つらつら日暮らし

応量器を壊すとどんな罪になる?(2・『日本霊異記』の話)

以前に書いた【(1)】の続きである。前回は、応量器を落として壊しても、それほどの罪にはならないと示したのだが、それと正反対の見解を見つけたので記事にしておきたい。

  邪見して乞食の沙弥を折破して以て現に悪死報を得るの縁 廿九
 白髪部猪麿は備中国の少田郡の人なし。天年に邪見して三宝を信ぜず、曙に一僧有りて来たり、食を乞う。
 猪麿、乞う所に施さず、反て逼悩を加ふ。亦、其の鉢を破りて、之を逐去す。
 然る後、即ち他の郷に往く。道中に風雨に遭て、暫間、他の倉の下に寄り、覆て圧煞せる。
 誠に知る、現報甚だ近し、寧ろ慎まざらんや。
 菩薩経に云うが如き、一切の悪行、邪見を因と為す者は、其れ斯を謂うや。
 丈夫論に云く、悲心、一人に施せば、功徳は大地の如し。己が為に一切に施せば、報いを得ること芥子の如し。一の厄難を救えば、余の一切の施に勝る、云々。
    景戒『日本霊異記』巻上


色々と見てきたが、『日本霊異記』の伝承次第では、この話が無い場合もあるようだが、とりあえず、当方の手元にある本には載っていたので、訓読して引用してみた。

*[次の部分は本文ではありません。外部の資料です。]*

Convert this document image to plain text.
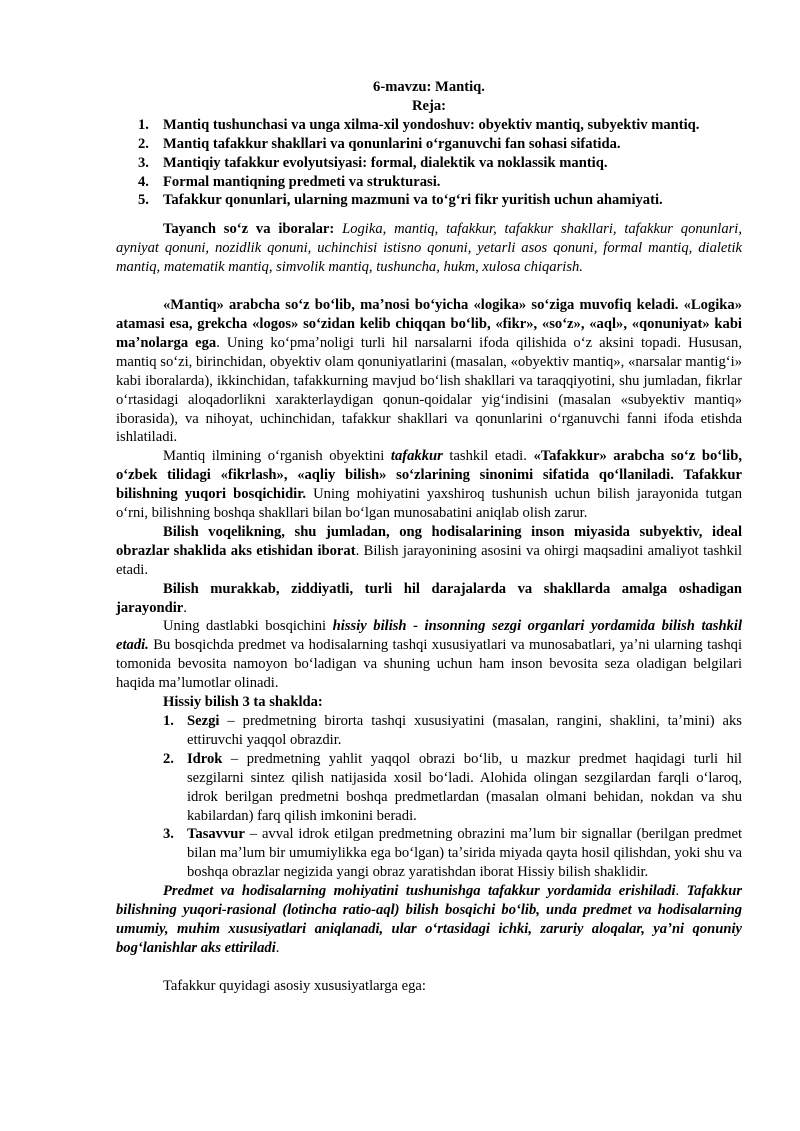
6-mavzu: Mantiq.
Reja:
1. Mantiq tushunchasi va unga xilma-xil yondoshuv: obyektiv mantiq, subyektiv mantiq.
2. Mantiq tafakkur shakllari va qonunlarini oʻrganuvchi fan sohasi sifatida.
3. Mantiqiy tafakkur evolyutsiyasi: formal, dialektik va noklassik mantiq.
4. Formal mantiqning predmeti va strukturasi.
5. Tafakkur qonunlari, ularning mazmuni va toʻgʻri fikr yuritish uchun ahamiyati.

Tayanch soʻz va iboralar: Logika, mantiq, tafakkur, tafakkur shakllari, tafakkur qonunlari, ayniyat qonuni, nozidlik qonuni, uchinchisi istisno qonuni, yetarli asos qonuni, formal mantiq, dialetik mantiq, matematik mantiq, simvolik mantiq, tushuncha, hukm, xulosa chiqarish.

«Mantiq» arabcha soʻz boʻlib, maʼnosi boʻyicha «logika» soʻziga muvofiq keladi. «Logika» atamasi esa, grekcha «logos» soʻzidan kelib chiqqan boʻlib, «fikr», «soʻz», «aql», «qonuniyat» kabi maʼnolarga ega. Uning koʻpmaʼnoligi turli hil narsalarni ifoda qilishida oʻz aksini topadi. Hususan, mantiq soʻzi, birinchidan, obyektiv olam qonuniyatlarini (masalan, «obyektiv mantiq», «narsalar mantigʻi» kabi iboralarda), ikkinchidan, tafakkurning mavjud boʻlish shakllari va taraqqiyotini, shu jumladan, fikrlar oʻrtasidagi aloqadorlikni xarakterlaydigan qonun-qoidalar yigʻindisini (masalan «subyektiv mantiq» iborasida), va nihoyat, uchinchidan, tafakkur shakllari va qonunlarini oʻrganuvchi fanni ifoda etishda ishlatiladi.

Mantiq ilmining oʻrganish obyektini tafakkur tashkil etadi. «Tafakkur» arabcha soʻz boʻlib, oʻzbek tilidagi «fikrlash», «aqliy bilish» soʻzlarining sinonimi sifatida qoʻllaniladi. Tafakkur bilishning yuqori bosqichidir. Uning mohiyatini yaxshiroq tushunish uchun bilish jarayonida tutgan oʻrni, bilishning boshqa shakllari bilan boʻlgan munosabatini aniqlab olish zarur.

Bilish voqelikning, shu jumladan, ong hodisalarining inson miyasida subyektiv, ideal obrazlar shaklida aks etishidan iborat. Bilish jarayonining asosini va ohirgi maqsadini amaliyot tashkil etadi.

Bilish murakkab, ziddiyatli, turli hil darajalarda va shakllarda amalga oshadigan jarayondir.

Uning dastlabki bosqichini hissiy bilish - insonning sezgi organlari yordamida bilish tashkil etadi. Bu bosqichda predmet va hodisalarning tashqi xususiyatlari va munosabatlari, yaʼni ularning tashqi tomonida bevosita namoyon boʻladigan va shuning uchun ham inson bevosita seza oladigan belgilari haqida maʼlumotlar olinadi.

Hissiy bilish 3 ta shaklda:

1. Sezgi – predmetning birorta tashqi xususiyatini (masalan, rangini, shaklini, taʼmini) aks ettiruvchi yaqqol obrazdir.
2. Idrok – predmetning yahlit yaqqol obrazi boʻlib, u mazkur predmet haqidagi turli hil sezgilarni sintez qilish natijasida xosil boʻladi. Alohida olingan sezgilardan farqli oʻlaroq, idrok berilgan predmetni boshqa predmetlardan (masalan olmani behidan, nokdan va shu kabilardan) farq qilish imkonini beradi.
3. Tasavvur – avval idrok etilgan predmetning obrazini maʼlum bir signallar (berilgan predmet bilan maʼlum bir umumiylikka ega boʻlgan) taʼsirida miyada qayta hosil qilishdan, yoki shu va boshqa obrazlar negizida yangi obraz yaratishdan iborat Hissiy bilish shaklidir.

Predmet va hodisalarning mohiyatini tushunishga tafakkur yordamida erishiladi. Tafakkur bilishning yuqori-rasional (lotincha ratio-aql) bilish bosqichi boʻlib, unda predmet va hodisalarning umumiy, muhim xususiyatlari aniqlanadi, ular oʻrtasidagi ichki, zaruriy aloqalar, yaʼni qonuniy bogʻlanishlar aks ettiriladi.

Tafakkur quyidagi asosiy xususiyatlarga ega:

なお、前回の記事は、明らかに鉢盂を破壊した場合についてのみだったが、上記の内容からすると、少し別の見解も見えてくるので、例示としては余り良くなかったかもしれない。

何故ならば、上記の内容としては、乞食(托鉢)に来た沙弥(見習い僧侶)に対して、狼藉を働いた者が、それ相応の報いを受けたという話になっているが、その中で、「鉢を破る」話が出ている。よって、鉢盂(応量器)を破る悪行も含まれているのだが、それ以外にも沙弥を傷つける、布施を拒否する(もちろん、布施は任意だが、自らの財産を惜しむことは認められない)といった行為が見られる。

よって、鉢を破っただけの話となっていないところが微妙なのである。

それに、インド以来の仏典で、仏教への弾圧が影響したと思われるような文脈は、少なからず見られるため、そういった影響も考えていくべきなのかもしれない。ところで、上記に引用されている『菩薩経』と『丈夫論』についても確認しておきたい。まず、『菩薩経』というのは、大乗『大般涅槃経』巻35「迦葉菩薩品第十二之三」に見える「一切悪行、邪見為因」の部分であろう。また、『丈夫論』については、『大丈夫論』巻上「施勝品第一」に見える「悲心施一人、功徳如大地、為己施一切、得報如芥子、救一厄難人、勝余一切施」が典拠となっている。

これらの典拠となる文章をまとめれば、悪行にはそれ相応の報いがあるし、善行にもそれ相応の報いがあるという話となっている。『日本霊異記』とは、詳しくは『日本国現報善悪霊異記』と呼称される。つまり、行為とその報いについての内容を著者である景戒が、現実に語られる因縁譚の中から、仏の道理として引き出したのである。それは、仏典の内容を確認していく作業でもあった。